Para os independentistas, tanto os da Esquerda Republicana Catalã (ERC) como os do seu próprio partido, Convergência Democrática da Catalunha (CDC), passou a ser uma companhia “tóxica”. Explica Bassets: “A identificação do pujolismo com a corrupção pode inibir e chocar amplos sectores sociais que se viram suavemente arrastados do autonomismo para o independentismo, entre outras coisas graças à viragem ideológica de Pujol, da sua família e do partido que está por trás deles. Basta imaginar o efeito de slogans como ‘A Espanha rouba-nos’ depois das revelações da semana passada.”

“O caso destrói parte do argumento de que uma Catalunha independente seria muito distinta da Espanha e menos corrupta”, acrescenta Orriols.

Poder e corrupção

O escândalo Pujol não foi surpresa. Alguns dos filhos são suspeitos de uma cascata de delitos — tráfico de influências, corrupção, fuga ao fisco, branqueamento de capitais. Estão desde 2012 sob investigação. Empresários cúmplices e ex-mulheres zangadas começaram a falar — há histórias de malas cheias de notas de 500 euros a passarem para Andorra. Já não são apenas os filhos que estão em causa: é todo o clã Pujol.

Os filhos regularizaram à pressa, servindo-se de uma amnistia, parte da fortuna escondida em Andorra. O que surpreendeu foi a confissão de Pujol, o facto de ao fim de décadas perder a “imunidade”. A Audiência Anticorrupção pediu já todos os movimentos de contas na Suíça e Andorra em nome dos Pujol.

Em 1984, o ano da sua primeira maioria absoluta, o El País, edição de Barcelona, anunciou que estaria iminente uma investigação judicial “contra Pujol e outros responsáveis da Banca Catalana”. Como respondeu? Convocou uma manifestação nacionalista e declarou da varanda da Generalitat: “Este ataque não é contra mim, é uma jogada indigna contra a Catalunha. (...) De ética e moral somos nós quem pode falar, não eles.”
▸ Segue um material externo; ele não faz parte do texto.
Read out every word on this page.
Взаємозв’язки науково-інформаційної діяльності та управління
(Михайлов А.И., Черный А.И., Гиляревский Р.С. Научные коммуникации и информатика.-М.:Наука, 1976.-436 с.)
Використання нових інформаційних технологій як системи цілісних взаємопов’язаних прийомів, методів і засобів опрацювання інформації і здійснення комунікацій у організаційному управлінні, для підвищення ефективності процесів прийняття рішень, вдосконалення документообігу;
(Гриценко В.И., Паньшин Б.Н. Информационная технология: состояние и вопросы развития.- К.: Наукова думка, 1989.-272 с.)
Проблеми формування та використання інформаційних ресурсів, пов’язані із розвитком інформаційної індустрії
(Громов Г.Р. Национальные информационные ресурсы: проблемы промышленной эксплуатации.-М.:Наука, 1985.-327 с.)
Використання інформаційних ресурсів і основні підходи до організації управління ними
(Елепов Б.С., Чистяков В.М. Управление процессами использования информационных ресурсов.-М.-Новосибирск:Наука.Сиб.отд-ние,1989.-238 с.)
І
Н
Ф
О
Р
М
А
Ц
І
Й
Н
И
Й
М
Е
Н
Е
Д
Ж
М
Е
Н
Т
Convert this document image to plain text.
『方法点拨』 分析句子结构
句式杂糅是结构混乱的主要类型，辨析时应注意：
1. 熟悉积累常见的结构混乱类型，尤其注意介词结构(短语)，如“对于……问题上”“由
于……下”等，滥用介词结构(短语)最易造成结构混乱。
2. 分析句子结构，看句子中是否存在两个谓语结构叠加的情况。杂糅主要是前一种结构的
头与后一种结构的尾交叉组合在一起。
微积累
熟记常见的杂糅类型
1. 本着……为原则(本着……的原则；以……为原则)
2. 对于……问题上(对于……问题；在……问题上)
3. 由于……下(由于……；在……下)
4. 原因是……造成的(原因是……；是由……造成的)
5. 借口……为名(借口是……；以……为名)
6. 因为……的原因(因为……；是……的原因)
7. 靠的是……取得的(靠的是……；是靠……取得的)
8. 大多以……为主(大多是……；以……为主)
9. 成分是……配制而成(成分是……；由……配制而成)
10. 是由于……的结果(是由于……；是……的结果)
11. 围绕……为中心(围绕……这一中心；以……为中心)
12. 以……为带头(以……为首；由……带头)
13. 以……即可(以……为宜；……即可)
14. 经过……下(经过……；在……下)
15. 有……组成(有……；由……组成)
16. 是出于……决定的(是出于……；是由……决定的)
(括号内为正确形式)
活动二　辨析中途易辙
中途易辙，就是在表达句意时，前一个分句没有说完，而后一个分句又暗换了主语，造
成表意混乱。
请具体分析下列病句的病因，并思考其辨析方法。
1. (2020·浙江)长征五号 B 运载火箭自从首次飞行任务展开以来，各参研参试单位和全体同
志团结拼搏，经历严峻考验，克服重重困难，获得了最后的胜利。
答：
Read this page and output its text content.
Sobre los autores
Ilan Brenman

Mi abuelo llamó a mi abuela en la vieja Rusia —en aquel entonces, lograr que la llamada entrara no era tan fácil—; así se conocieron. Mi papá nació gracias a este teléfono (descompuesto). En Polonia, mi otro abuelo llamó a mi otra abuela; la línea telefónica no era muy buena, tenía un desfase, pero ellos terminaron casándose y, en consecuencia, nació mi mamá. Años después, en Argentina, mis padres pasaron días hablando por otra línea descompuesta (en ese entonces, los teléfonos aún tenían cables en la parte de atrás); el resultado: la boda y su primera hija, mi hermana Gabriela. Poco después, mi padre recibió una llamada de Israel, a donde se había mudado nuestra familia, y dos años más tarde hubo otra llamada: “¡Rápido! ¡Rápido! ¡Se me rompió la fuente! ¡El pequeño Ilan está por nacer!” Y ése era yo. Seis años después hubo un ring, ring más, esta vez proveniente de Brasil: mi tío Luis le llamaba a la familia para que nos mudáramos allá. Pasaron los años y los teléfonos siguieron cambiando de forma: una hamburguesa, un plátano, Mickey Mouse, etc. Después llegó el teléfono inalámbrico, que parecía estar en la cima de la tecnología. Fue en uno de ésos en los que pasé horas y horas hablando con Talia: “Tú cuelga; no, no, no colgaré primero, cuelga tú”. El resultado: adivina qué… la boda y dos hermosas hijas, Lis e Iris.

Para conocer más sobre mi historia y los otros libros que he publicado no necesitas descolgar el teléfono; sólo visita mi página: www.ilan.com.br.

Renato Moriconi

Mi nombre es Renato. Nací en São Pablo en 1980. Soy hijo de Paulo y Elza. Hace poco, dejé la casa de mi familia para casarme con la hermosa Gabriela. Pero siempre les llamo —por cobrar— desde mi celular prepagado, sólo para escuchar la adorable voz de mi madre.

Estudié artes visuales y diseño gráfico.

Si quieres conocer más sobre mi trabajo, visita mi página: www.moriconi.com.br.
“Pujol tornou-se a Catalunha” e esta passou “de uma democracia a um regime”, observa o constitucionalista catalão Francesc Carreras. “Pujol envolveu-se na Senyera [bandeira catalã] e qualquer crítica à sua pessoa passou a converter-se num ataque à nação.” Os escândalos? “Pura hipocrisia, não houve surpresa nenhuma. As pessoas murmuravam em privado mas calavam-se em público por temor de represálias.”

“Há um défice democrático na Catalunha”, afirma o filósofo Manuel Cruz, da Universidade de Barcelona. Pujol impôs uma espécie de omertà na imprensa — multiplicam-se agora os depoimentos de antigos directores — e de ameaça de ostracismo social e económico dos que são declarados “anticatalães”, fenómeno que se alargou drasticamente nos últimos anos. Em volta do clã Pujol, desenvolveu-se uma rede clientelar. O mero nome Pujol tanto abria portas como servia para intimidar.

“Despujolizar”

Na sua confissão, Pujol reconhece o dinheiro na Suíça — uma herança do pai, que fez fortuna na era franquista com o tráfico de divisas. “Lamentavelmente nunca se encontrou um momento adequado para regularizar esta herança.” Até aí, Pujol negara sempre a existência de contas no estrangeiro. Uma ex-namorada do filho mais velho, Jordi, ri-se da herança e afirma tratar-se de “comissões sobre obras públicas”. Outro dos filhos, Oriol, secretário-geral da CDC e destinado a suceder ao pai na liderança da Catalunha, demitiu-se do cargo por estar a ser investigado por suspeita de corrupção.

Hoje, em Barcelona, dos independentistas aos anti-independentistas, fala-se muito na necessidade de “despujolizar” o país e numa “refundação”. Mas esta não pode ser a da damnatio memoriae. A questão catalã já não é a de um homem — Dr Jekyll and Mr Hyde — nem de um clã. Esquecer seria vão e doentio. Há um antes e um depois da “queda da casa Pujol”, um terramoto que deixa um sentimento de “ruína moral”. O depois traz a oportunidade de uma reflexão da sociedade catalã sobre si mesma, o nacionalismo e os amanhãs que se preparam. E mais não sabemos.